I started typing up the two-level nested expression in my editor and it began to pause for 2-3 seconds at a time when I put in *
's.
So I gave up on that and moved to regextester.com, and before very long at all, the entire browser tab was frozen.
My question is two-fold.
What's a good way of constructing an arbitrary-level regex? Is this something that only human pattern-recognition can ever hope to achieve? It seems to me that I can get a good deal of intuition for how to go about making the regex capable of matching two levels of nesting based on the similarities between the first two. I think this could just be distilled down into a few "guidelines".
Why does regex parsing on non-enormous regexes block or freeze for so long?
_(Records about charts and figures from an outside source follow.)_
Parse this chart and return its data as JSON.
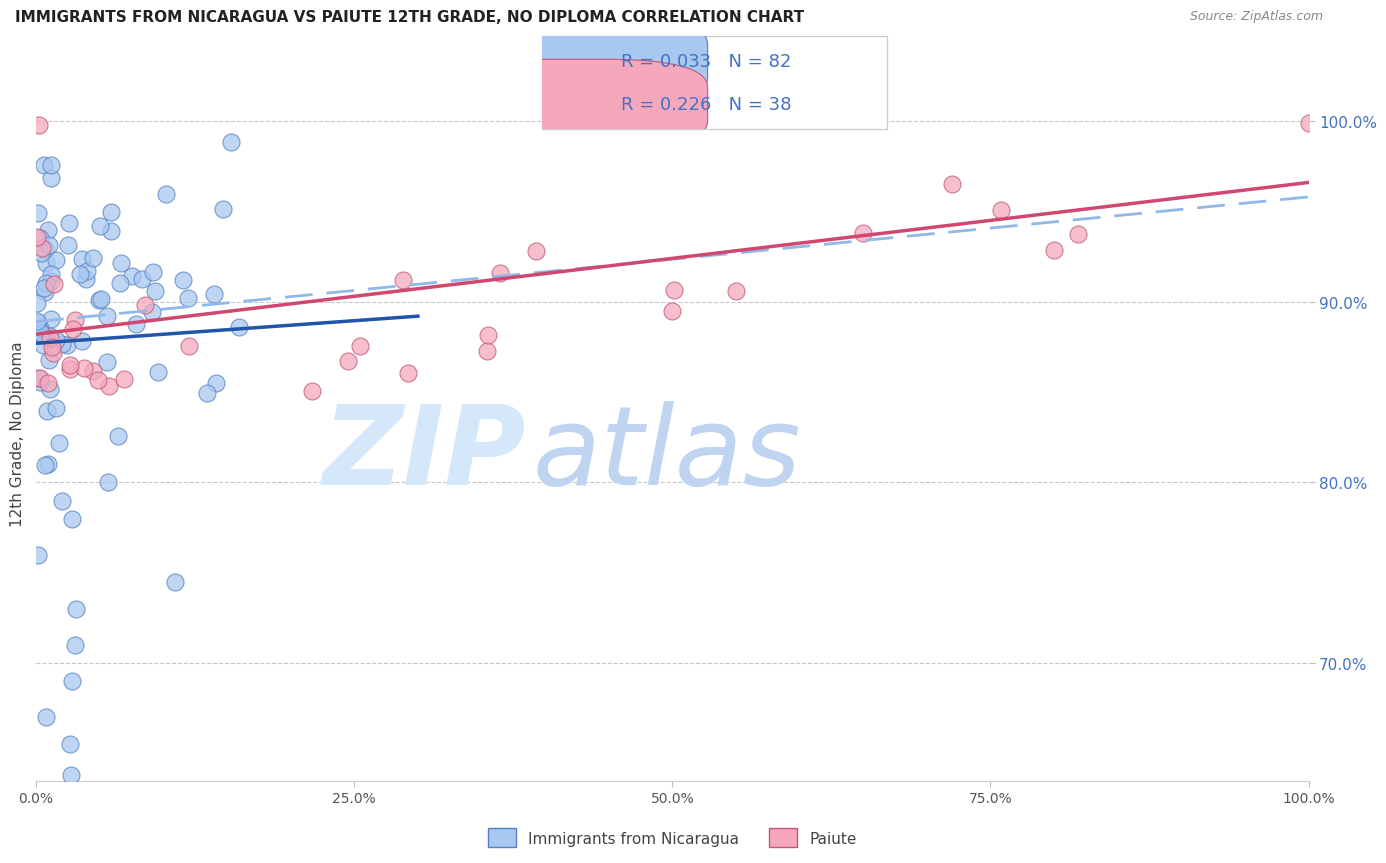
{
  "title": "IMMIGRANTS FROM NICARAGUA VS PAIUTE 12TH GRADE, NO DIPLOMA CORRELATION CHART",
  "source": "Source: ZipAtlas.com",
  "ylabel": "12th Grade, No Diploma",
  "y_tick_labels": [
    "70.0%",
    "80.0%",
    "90.0%",
    "100.0%"
  ],
  "y_tick_values": [
    0.7,
    0.8,
    0.9,
    1.0
  ],
  "color_blue_fill": "#A8C8F0",
  "color_blue_edge": "#5580C0",
  "color_pink_fill": "#F5A8BC",
  "color_pink_edge": "#C05878",
  "color_blue_line": "#2255AA",
  "color_pink_line": "#D04870",
  "color_dashed": "#90B8E8",
  "color_text_axis_y": "#4472C4",
  "color_grid": "#C8C8C8",
  "color_title": "#222222",
  "color_source": "#888888",
  "legend_blue_text": "R = 0.033   N = 82",
  "legend_pink_text": "R = 0.226   N = 38",
  "bottom_label1": "Immigrants from Nicaragua",
  "bottom_label2": "Paiute",
  "xlim": [
    0.0,
    1.0
  ],
  "ylim": [
    0.635,
    1.02
  ],
  "blue_trend_x": [
    0.0,
    0.3
  ],
  "blue_trend_y": [
    0.878,
    0.893
  ],
  "pink_trend_x": [
    0.0,
    1.0
  ],
  "pink_trend_y": [
    0.882,
    0.965
  ],
  "dashed_trend_x": [
    0.0,
    1.0
  ],
  "dashed_trend_y": [
    0.89,
    0.96
  ]
}
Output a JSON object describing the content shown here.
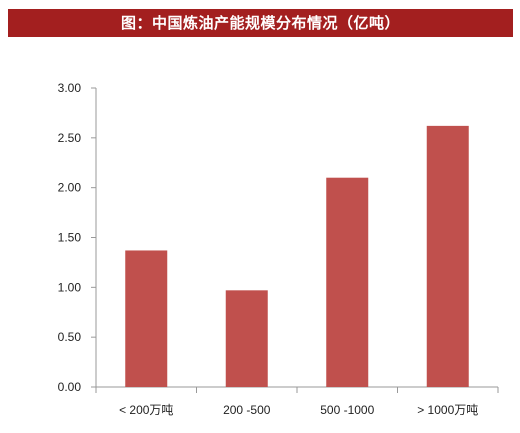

I understand the O(n) linear time is for n where n is length of input to run the regex over (i.e. my test strings). But in a system where it recompiles the regex each time I type a new character into it, what would cause it to freeze up? Is this necessarily a bug in the regex code (I hope not, I thought the Javascript regex impl was pretty solid)? Part of my reasoning moving to a different regex tester from my editor was that I'd no longer be running it (on each keypress) over all ~2000 lines of source code, but it did not prevent the whole environment from locking up as I edited my regex. It would make sense if each character changed in the regex would correspond to some simple transformation in the DFA that represents that expression. But this appears not to be the case. If there are certain exponential time or space consequences to adding a star in a regex, it could explain this super-slow-to-update behavior.
Meanwhile I'll just go work out the next higher nested regexes by hand and copy them in to the fields once i'm ready to test them...